Teen perspective on restrictions
I’m 18, I was nearly 15 when lockdown started. It was really hard for my age group – and I expect all others – because we had literally everything like school, friends, other activities and stuff taken away with no clear date on when we’d get it back. It was particularly hard for us to lose our friends because we’re at that stage of life where friends are more important than family. But what was hardest was how everyone wouldn’t really let us say we were upset, they just only saw the benefits of lockdown – which did exist – and ignored the harms, which also existed. I started writing a blog about how it was affecting us and as you can imagine I get a lot of hate and I’ve broken a lot of relationships over it. I stand by it though. Going back to school was worse, my school’s restrictions were masks and bubbles and they weren’t so bad in themselves but the way they were enforced was. Teachers were literally screaming and shouting at students, saying they were killers and should be locked up again and some used the exact same techniques I’ve seen bullies using, crowding round people and pressing in and screaming in our faces.
Our year group had the most cases so for two weeks they made us sit facing the wall at lunch and break and we weren’t allowed to turn our heads and one teacher just stood in front of the wall telling us every day how we deserved this as a punishment, not for infection control. And one teacher died during covid – it’s not clear if it was of covid but some teachers told us we’d killed him and sometimes I find myself believing it. And I know the teachers were unhappy too and I felt horrible knowing I was scaring them so much but instead of helping each other we were just shouting at each other. I don’t think they knew the effect they had – I told one aggressive teacher how it really made us feel and she apologised and has been lovely since. But this is what every day was like for two years, except for when we were in lockdown again. I don’t remember much of the next lockdown because it’s just a numb, lonely blur. And masks in class made school even worse because everyone just went silent in their masks to the point where sometimes I wouldn’t say a word all day. I sometimes picked fights with teachers or bullies just so I could have a conversation .
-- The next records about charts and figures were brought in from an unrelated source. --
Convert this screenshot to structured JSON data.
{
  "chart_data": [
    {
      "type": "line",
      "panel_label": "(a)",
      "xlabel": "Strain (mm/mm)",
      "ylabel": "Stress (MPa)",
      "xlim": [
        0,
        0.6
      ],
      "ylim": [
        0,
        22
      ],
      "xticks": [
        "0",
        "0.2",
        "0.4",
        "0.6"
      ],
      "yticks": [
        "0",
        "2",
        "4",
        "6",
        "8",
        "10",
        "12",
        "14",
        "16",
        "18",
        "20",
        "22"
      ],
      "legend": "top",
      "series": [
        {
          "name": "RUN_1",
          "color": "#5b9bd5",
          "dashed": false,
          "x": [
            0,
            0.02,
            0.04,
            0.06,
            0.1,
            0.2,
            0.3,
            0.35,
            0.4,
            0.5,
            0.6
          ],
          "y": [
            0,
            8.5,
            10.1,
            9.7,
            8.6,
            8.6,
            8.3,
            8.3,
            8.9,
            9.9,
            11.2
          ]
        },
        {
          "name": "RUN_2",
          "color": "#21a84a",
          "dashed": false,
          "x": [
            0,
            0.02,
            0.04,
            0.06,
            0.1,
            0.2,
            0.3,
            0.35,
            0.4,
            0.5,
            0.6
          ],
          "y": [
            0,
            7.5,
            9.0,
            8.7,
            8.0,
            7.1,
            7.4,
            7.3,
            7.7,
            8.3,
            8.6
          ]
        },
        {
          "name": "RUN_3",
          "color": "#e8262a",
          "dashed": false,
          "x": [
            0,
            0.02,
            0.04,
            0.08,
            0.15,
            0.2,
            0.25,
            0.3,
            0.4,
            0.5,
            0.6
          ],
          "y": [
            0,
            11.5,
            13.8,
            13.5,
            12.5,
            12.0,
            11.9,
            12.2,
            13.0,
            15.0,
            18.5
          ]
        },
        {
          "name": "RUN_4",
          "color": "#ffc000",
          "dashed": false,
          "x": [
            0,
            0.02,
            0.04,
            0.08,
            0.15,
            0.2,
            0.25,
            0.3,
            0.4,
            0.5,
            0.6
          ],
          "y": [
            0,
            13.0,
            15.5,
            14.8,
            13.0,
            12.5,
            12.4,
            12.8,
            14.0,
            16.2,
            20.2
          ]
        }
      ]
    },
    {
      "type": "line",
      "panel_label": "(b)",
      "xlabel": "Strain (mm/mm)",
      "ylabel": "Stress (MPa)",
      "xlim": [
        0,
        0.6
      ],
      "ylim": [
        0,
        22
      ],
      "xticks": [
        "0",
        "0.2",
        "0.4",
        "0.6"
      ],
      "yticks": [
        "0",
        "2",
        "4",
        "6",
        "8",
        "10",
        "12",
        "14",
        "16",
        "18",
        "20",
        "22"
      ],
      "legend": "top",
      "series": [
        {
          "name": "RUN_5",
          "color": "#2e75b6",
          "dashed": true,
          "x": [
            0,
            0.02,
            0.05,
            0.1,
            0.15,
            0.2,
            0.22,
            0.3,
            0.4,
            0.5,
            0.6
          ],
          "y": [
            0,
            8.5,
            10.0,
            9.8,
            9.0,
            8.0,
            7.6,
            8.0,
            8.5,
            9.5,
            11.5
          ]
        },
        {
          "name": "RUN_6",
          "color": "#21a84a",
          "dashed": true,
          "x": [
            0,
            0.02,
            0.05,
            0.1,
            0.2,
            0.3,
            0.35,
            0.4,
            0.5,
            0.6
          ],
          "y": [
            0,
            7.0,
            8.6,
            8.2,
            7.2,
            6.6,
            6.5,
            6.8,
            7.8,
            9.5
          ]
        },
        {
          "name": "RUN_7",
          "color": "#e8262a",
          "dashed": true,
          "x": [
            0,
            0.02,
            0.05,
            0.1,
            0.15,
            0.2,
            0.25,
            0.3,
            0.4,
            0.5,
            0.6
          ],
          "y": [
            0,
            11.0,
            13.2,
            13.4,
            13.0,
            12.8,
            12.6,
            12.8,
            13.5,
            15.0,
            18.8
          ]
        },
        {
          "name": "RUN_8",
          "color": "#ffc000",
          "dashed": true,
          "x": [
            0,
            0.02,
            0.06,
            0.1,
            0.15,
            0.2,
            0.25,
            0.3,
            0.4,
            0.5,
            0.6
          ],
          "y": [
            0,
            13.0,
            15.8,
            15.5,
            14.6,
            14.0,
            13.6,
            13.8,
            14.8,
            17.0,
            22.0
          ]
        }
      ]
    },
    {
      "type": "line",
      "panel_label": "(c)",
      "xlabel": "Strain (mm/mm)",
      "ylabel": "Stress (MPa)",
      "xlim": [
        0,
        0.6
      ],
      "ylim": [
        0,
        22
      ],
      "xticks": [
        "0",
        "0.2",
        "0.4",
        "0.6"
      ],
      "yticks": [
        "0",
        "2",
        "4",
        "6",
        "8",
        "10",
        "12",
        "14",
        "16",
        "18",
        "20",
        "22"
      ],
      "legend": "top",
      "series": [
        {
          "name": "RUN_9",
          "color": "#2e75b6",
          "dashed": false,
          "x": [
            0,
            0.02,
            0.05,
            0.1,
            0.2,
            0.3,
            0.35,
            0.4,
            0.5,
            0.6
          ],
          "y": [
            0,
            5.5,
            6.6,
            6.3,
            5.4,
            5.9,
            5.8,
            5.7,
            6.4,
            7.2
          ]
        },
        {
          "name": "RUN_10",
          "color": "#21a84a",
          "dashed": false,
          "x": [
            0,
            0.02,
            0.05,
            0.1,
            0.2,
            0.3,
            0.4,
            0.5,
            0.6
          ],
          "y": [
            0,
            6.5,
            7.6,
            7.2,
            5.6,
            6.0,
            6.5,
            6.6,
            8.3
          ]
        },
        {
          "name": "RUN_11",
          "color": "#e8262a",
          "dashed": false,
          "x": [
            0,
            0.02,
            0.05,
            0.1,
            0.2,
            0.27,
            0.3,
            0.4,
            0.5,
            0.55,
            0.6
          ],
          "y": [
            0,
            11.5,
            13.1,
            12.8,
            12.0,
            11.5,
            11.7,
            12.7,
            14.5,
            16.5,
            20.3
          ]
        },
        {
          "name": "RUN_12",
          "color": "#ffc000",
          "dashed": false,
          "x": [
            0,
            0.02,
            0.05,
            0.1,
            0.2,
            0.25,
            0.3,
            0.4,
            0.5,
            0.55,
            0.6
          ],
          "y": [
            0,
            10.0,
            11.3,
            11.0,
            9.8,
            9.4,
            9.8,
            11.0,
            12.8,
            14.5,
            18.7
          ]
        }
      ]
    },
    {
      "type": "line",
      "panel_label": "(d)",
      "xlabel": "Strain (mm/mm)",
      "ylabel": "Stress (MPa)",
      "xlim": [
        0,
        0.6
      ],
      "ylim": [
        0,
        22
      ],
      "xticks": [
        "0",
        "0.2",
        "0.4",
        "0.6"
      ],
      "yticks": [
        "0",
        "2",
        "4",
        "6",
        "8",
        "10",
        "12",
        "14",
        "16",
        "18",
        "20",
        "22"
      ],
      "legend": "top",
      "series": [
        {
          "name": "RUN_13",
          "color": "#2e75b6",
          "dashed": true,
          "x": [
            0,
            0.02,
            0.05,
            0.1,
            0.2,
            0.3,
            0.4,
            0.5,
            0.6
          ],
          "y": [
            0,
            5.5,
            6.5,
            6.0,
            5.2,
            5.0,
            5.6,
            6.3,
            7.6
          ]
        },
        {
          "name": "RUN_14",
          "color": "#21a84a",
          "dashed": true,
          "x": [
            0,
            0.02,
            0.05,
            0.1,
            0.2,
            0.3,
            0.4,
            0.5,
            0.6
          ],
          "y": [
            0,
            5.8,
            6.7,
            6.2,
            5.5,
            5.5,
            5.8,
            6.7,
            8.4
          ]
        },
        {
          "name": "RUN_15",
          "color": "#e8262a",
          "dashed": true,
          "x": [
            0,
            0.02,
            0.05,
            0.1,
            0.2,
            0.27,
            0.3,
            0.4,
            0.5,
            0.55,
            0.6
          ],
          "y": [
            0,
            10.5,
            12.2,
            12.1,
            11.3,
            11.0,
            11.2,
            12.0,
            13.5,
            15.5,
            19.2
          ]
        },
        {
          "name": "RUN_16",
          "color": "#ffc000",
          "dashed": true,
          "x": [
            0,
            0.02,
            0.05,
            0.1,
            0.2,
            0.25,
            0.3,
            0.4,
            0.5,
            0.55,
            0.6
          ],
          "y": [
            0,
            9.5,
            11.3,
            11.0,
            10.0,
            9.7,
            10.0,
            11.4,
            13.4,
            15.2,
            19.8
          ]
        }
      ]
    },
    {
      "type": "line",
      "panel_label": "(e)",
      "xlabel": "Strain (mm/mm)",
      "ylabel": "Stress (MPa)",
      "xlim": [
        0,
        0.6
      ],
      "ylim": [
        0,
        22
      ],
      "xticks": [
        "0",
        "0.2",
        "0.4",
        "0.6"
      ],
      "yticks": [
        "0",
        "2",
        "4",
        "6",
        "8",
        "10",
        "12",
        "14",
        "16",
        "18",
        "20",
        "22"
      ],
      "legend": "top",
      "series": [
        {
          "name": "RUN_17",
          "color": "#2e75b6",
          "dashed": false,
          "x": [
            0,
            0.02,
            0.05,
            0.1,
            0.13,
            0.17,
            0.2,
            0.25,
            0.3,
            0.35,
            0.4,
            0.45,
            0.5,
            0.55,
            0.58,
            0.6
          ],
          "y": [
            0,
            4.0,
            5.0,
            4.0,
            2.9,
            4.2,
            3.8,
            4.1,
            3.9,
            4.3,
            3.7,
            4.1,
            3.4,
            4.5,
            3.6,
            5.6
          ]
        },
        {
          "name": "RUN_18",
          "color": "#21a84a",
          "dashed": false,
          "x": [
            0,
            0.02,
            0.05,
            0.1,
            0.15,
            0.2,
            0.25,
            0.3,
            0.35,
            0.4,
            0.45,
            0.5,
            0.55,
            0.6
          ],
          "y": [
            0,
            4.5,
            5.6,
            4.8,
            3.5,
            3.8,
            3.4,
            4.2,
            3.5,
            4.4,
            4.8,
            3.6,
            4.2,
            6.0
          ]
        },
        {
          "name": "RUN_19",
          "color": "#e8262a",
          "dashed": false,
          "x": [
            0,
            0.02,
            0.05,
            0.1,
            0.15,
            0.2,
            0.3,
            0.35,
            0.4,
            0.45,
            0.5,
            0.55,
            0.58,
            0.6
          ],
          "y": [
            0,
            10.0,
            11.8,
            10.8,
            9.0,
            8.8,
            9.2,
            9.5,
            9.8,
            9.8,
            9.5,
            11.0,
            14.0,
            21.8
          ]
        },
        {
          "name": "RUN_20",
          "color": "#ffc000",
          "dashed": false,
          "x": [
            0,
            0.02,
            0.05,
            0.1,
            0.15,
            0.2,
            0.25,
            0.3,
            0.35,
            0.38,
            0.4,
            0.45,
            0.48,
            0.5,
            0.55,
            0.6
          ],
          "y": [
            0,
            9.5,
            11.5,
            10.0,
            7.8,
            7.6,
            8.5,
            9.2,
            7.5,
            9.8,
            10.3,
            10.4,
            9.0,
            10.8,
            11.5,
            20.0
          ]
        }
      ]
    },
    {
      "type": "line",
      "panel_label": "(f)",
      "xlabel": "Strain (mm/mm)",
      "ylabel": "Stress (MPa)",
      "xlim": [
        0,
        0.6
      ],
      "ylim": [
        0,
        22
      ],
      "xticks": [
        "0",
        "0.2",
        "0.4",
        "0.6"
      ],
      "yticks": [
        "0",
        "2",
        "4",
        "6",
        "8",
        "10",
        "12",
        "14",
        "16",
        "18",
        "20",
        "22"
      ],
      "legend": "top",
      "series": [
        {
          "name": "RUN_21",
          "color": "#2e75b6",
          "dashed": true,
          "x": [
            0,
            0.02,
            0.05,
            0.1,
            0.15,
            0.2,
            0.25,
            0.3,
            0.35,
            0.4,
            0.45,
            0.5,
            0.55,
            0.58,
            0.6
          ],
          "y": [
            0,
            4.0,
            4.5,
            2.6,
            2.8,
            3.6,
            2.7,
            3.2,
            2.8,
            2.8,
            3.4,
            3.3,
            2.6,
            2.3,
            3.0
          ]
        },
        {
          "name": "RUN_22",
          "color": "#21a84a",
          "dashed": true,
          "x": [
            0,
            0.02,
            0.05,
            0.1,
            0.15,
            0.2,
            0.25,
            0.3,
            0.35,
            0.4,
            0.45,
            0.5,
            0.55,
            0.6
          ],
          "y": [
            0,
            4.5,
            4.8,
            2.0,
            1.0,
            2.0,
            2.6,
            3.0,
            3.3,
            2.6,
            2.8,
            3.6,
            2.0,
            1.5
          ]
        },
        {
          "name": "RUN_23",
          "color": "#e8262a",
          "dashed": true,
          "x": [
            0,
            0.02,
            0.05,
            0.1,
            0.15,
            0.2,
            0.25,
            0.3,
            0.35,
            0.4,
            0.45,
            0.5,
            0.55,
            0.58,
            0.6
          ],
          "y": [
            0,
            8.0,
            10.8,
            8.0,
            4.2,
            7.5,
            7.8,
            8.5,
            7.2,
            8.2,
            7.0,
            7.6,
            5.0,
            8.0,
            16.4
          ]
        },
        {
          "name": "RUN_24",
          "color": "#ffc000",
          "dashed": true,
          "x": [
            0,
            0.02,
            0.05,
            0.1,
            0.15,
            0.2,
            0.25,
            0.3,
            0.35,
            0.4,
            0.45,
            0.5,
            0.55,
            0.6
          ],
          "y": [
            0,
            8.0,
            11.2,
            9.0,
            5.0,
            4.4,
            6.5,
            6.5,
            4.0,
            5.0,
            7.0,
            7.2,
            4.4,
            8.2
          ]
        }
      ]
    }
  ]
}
And doing this every day had a huge effect on my mental health and on my friends and family too but it’s not my place to say how they feel so I’ll just talk about me. I was really happy the day before lockdown, I was excited by everything and I wanted life. Restrictions turned me into the opposite of all those things. It soon reached the point where my only moods were feeling totally numb where I wouldn’t be able to feel anything, or just sad or angry for no real reason, but sometimes all the things that we’d lost and all the fear and anger and sadness would get too loud in my head and on those days I’d stuggle to breathe properly because there was always a kind of pressure on my chest but on these days it would go into a physical pain like it was being crushed and I just wouldn’t be able to cope and sometimes I’d want to cry but I wouldn’t be able to get it out, like my body just wouldn’t let me. I’d love to say I’m better now and I mainly am but that’s because I know life is normal now. I still panic when I’m reminded of restrictions though because I wouldn’t be able to come out the other side. I’m so tired. And I spent the last three years constantly being told that restrictions were good and I was evil to feel like this but if restrictions really were good, we’d still be locked up. But we’re not, we’re living normally because in reality we need each other more than we need to hide.